2015 GSA Annual Meeting in Baltimore, Maryland, USA (1-4 November 2015)

Paper No. 221-8
Presentation Time: 9:00 AM-6:30 PM


BUSCH, Richard M.1, SCHAGRIN, Zachary C.2 and PFAHLER, Benjamin S.1, (1)Department of Geology & Astronomy, West Chester University of Pennsylvania, West Chester, PA 19383, (2)New Jersey Geological and Water Survey, 29 Arctic Parkway, Ewing Township, NJ 08638, rbusch@wcupa.edu

The Ordovician Myerstown Fm of southeastern Pennsylvania consists uniformly of thin- to medium-bedded, medium to dark gray, argillaceous, fine to very fine grained calcisiltite and calcarenite (wackestone, packstone, and grainstone) that weathers medium to dark gray in color.
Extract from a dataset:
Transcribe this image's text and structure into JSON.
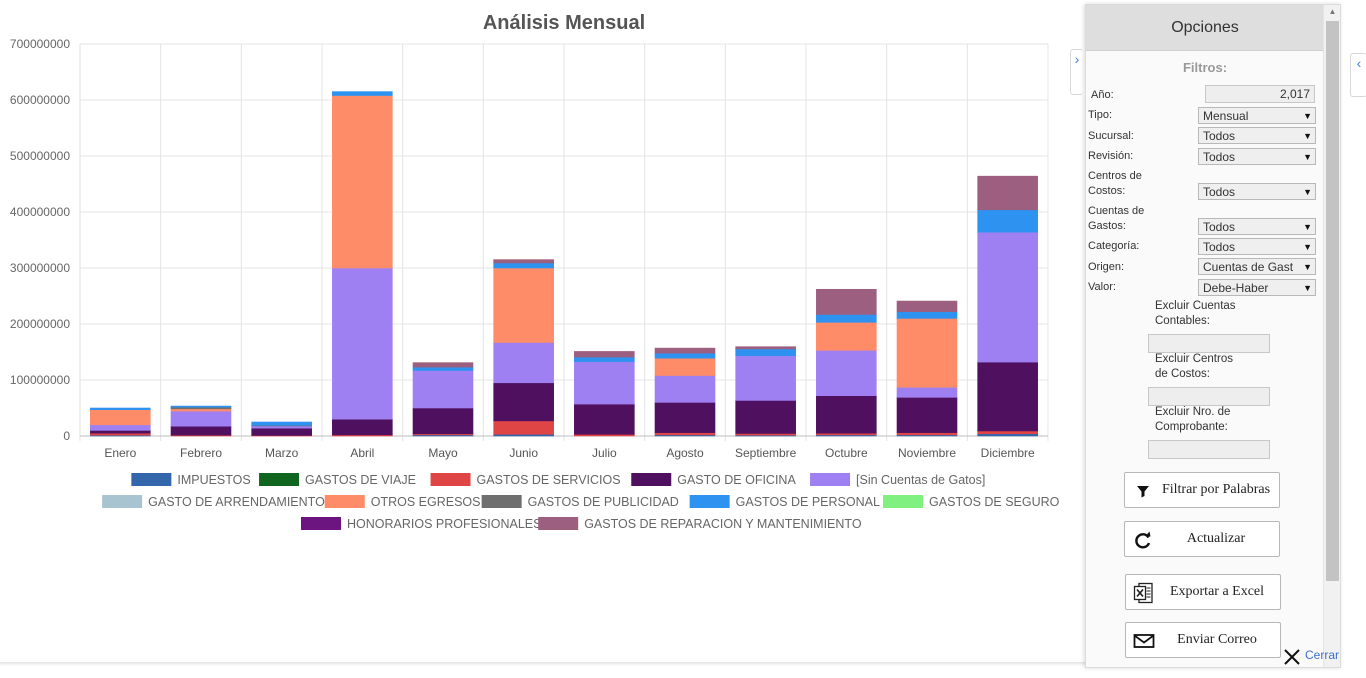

In the Lebanon Valley of southeastern Pennsylvania, the Myerstown Fm crops out in overturned limbs of regionally developed recumbent folds (the Lebanon Valley nappes). Fossils are generally rare or absent in these Myerstown outcrops because they were destroyed by small scale folding, recrystallization, and development of slaty cleavage. The trilobites of this study were discovered during a detailed physical analysis of the Myerstown Fm at Millardsville, where they are rare and occur as molds and poorly silicified forms on weathered rock surfaces. Dissolution of the limestone in dilute acetic acid produced additional silicified fragments of the trilobites. Three trilobite biofacies/zones have been identified. They are a lower (oldest) biofacies/zone containing Tretaspis (n. sp.); a middle biofacies/zone containing Raymondella (n. sp.), Ceraurinella (?), Remopleurides, and Robergia; and an upper (youngest) biofacies/zone containing fragments of Robergia (?). These biofacies/zones correlate, respectively, with trilobite biofacies/zones of the upper part of the Lincolnshire Fm, the Botetourt Mbr of the Edinburg Fm (Robergia-Remopleuridesconcurrent range zone), and the Liberty Hall Mbr of the Edinburg Fm as described by other workers from the Shenandoah Valley of Virginia. This also suggests that the age of the Myerstown Fm in the Lebanon Valley of Pennsylvania is Late Whiterockian to Early Mohawkian (Early Blackriverian).